The claims of anti-tobacco groups and health agencies — including the Surgeon General’s Office — that youth e-cigarette experimentation leads to smoking have been essentially destroyed after this morning’s release of results from the 2016 Monitoring the Future Survey.
The 2016 survey finds that from 2015 to 2016, current cigarette smoking among 8th and 10th grade students dropped by the greatest amount in history. For 8th graders, current smoking dropped from 3.6% to 2.6%. Among 10th graders, smoking dropped from 6.3% to 4.9%.
Smoking among 12th graders also declined, although not as sharply as from 2013 to 2014, dropping from 11.4% to 10.5%.
From 2013 to 2016, a period during which e-cigarette use among youth skyrocketed, current smoking among 12th graders dropped from 16.3% to 10.5%. Among 10th graders, current smoking during this period dropped from 9.1% to 4.9%.
The survey also found that rates of past 30-day vaping itself among 10th and 12th graders dropped for the second consecutive year, falling from 16.2% to 12.5% among 12th graders and from 14.0% to 11.0% among 10th graders.
The Rest of the Story
At this point, it is clear that whatever the risks of youth vaping may be, one of them is not the risk of progressing to smoking. If this hypothesis were true, we would simply not be seeing the historic declines in youth smoking that are occurring. Quite clearly, smoking continues to be de-normalized, not re-normalized as anti-tobacco groups and many health agencies have claimed. It appears that a culture of vaping is largely replacing a culture of smoking.
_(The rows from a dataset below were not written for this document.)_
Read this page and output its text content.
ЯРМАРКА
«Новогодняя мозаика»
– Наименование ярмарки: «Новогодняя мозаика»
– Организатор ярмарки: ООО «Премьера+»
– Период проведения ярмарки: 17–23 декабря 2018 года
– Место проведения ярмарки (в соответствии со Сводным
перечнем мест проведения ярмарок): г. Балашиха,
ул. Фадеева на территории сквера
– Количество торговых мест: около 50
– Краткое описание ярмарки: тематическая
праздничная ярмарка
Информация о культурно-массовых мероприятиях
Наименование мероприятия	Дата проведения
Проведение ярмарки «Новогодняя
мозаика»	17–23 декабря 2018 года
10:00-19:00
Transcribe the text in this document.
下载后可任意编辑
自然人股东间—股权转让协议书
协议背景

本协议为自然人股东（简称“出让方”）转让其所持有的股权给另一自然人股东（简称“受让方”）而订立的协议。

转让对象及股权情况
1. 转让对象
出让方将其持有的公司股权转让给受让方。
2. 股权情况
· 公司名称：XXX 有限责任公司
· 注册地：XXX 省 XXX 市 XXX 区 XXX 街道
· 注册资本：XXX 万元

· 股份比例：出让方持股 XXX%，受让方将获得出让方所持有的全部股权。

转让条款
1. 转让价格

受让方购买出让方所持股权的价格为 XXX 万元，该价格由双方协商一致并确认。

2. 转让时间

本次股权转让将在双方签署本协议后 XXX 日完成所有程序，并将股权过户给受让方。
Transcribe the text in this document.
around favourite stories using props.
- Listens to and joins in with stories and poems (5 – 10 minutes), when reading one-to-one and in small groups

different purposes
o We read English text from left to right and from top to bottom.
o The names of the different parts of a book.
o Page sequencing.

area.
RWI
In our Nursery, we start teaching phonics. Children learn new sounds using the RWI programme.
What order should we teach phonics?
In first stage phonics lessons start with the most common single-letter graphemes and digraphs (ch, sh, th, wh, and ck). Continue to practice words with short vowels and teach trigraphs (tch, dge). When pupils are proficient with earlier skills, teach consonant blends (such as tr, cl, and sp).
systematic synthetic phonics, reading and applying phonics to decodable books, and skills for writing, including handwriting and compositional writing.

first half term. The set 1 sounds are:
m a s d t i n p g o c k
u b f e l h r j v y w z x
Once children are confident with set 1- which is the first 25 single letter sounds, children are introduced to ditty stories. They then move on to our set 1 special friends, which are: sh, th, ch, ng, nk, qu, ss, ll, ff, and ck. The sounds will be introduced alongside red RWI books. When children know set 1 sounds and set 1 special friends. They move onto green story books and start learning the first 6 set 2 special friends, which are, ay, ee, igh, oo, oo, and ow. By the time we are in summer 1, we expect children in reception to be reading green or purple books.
If anything, it appears that the advent of e-cigarettes has accelerated the de-normalization of smoking by largely replacing it. Increases in vaping are mirrored by corresponding declines in youth smoking. Vaping appears not to be making smoking more cool, as claimed by the Surgeon General, the CDC, and anti-tobacco groups, but to be making smoking less cool.
It also appears that there has been a plateau and now a decline in the rising fad of youth vaping, which should help ease the concerns of anti-tobacco groups that an entire generation of kids is going to be addicted to nicotine.
These data are cause for celebration. They show that smoking continues to be less cool among teenagers and suggest that the new vaping culture has contributed further to the de-normalization of smoking. Given the high potential of smoking during adolescence to lead to a lifetime of cigarette addiction and its resulting disease and premature death, it appears that the phenomenon of youth e-cigarette experimentation has been a net positive for the public’s health, or at very least neutral. This does not mean that youth vaping should be promoted, but it does mean that the claims of health agencies, including the Surgeon General’s office, are simply not standing up to scientific scrutiny.
If the science matters in tobacco control – which apparently it doesn’t – this should put an end to the Surgeon General, the CDC, and others claiming that youth experimentation with e-cigarettes will lead to a progression to smoking and to a re-normalization of smoking among youth. What we need is not a further campaign of lies and deception about how tobacco use “in any form,” including e-cigarettes, is horrific, but a truthful campaign that acknowledges different levels of risk of nicotine-containing products, informs youth that e-cigarettes do not contain tobacco and are therefore not a form of tobacco use, and explains that most e-cigarettes do contain nicotine and may also expose them to other chemicals which could be harmful with long-term use.
It is interesting that the Surgeon General released his report just prior to the release of these new data. Perhaps he realized that once these data came out, his “story” about the scourge of e-cigarettes would be destroyed, so he wanted to get it in so it could have the maximum media impact. Even if it is purely a coincidence, it is going to be difficult to undo the damage caused by the Surgeon General’s report.